Maxen stepped closer without thinking and almost wished he hadn’t. This close, it was almost impossible not to reach out and touch her. “If I knock twice on the roof, you drop to the floor. If I knock three times, you get out and follow Knight. You do not wait, you do not ask questions, and you do not look back.”
“And if you do not knock at all?” she asked.
“Then you stay where you are and let me bloody work.”
She nodded. “Agreed.”
Knight sighed. “Saint will complain.”
“Saint can complain on the move.” He looked to Reaper. “If anyone you don’t recognize so much as blinks at that carriage, I want to be signaled before he finishes that blink.”
Reaper flashed his teeth. “Of course.”
He vanished through the back. Knight followed with a last hard look at Maxen that said he would hold him responsible for every hazard in this plan, and he would be right. He couldn’t stop his gut from twisting, the kind of twists that came when men made choices they could not unmake. He had never intended to give in, yet something about the way Calliope defied him—chin high, green eyes ablaze—made him say the exact opposite of what he meant.

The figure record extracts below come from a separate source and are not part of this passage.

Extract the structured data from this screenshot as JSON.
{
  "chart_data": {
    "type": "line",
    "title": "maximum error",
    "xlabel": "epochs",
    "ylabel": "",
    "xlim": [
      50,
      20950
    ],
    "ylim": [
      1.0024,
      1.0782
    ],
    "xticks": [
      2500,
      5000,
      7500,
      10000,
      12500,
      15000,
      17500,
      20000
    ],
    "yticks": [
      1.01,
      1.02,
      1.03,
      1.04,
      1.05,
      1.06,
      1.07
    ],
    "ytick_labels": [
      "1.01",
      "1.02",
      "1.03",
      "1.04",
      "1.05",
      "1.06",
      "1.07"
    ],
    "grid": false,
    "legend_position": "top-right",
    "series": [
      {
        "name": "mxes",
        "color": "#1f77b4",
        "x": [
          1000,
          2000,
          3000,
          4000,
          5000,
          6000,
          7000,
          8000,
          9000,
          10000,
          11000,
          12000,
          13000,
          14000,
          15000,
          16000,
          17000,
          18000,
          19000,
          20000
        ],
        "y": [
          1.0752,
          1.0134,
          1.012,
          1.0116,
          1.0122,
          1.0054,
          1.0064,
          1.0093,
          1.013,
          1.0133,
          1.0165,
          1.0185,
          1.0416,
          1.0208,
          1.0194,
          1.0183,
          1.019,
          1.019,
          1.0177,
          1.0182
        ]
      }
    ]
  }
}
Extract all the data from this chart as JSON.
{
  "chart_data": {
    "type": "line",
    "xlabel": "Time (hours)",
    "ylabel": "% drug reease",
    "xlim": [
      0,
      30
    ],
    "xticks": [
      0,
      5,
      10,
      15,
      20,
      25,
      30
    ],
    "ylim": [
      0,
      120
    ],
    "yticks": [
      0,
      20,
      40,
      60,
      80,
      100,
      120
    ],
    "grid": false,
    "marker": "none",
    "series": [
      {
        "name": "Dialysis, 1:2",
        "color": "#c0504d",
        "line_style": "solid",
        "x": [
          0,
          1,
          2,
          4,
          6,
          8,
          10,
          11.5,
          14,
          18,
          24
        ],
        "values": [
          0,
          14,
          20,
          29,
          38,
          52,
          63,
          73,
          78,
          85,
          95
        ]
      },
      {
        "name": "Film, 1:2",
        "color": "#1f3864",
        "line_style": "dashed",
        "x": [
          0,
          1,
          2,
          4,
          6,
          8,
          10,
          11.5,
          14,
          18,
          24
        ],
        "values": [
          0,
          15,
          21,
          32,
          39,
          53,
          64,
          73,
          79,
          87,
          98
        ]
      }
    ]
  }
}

She seemed to have that way with him.
He shrugged out of his coat and covered her shoulders, his fingers brushing against the column of her neck before he retreated. A simple contact. It burned through every lesson he had ever learned about keeping a rein upon himself. “Remember the knocks.”
“I will.”
“Come. Let’s set your trap,” he said, guiding her where the carriage waited and, with it, whatever third trouble the day had saved for him.
Chapter Twenty-Two
Calliope sat ahand-span back from the window, as instructed, her cap pulled low, while the carriage rattled at a steady pace. Rules. Always rules. She half-imagined him up there on the box, jaw set, eyes forward, reins held like he could muscle the world into obeying if it dared to veer off course.
These men lived by their rules the way other people lived by prayers. They might be outlaws, but they weren’t careless ones.
But still outlaws.
She hoped this plan worked.
Then this chapter of her life would end as well.
She gripped the lapels of Maxen’s jacket covering her and buried her face into the collar, drawing in a long breath. It smelled faintly, impossibly, of him—clean with that stubborn trace of smoke that never seemed to leave him. Solid. Male. Maxen.
How foolish you are, Calliope!
And so? A woman was allowed to be foolish once in a while.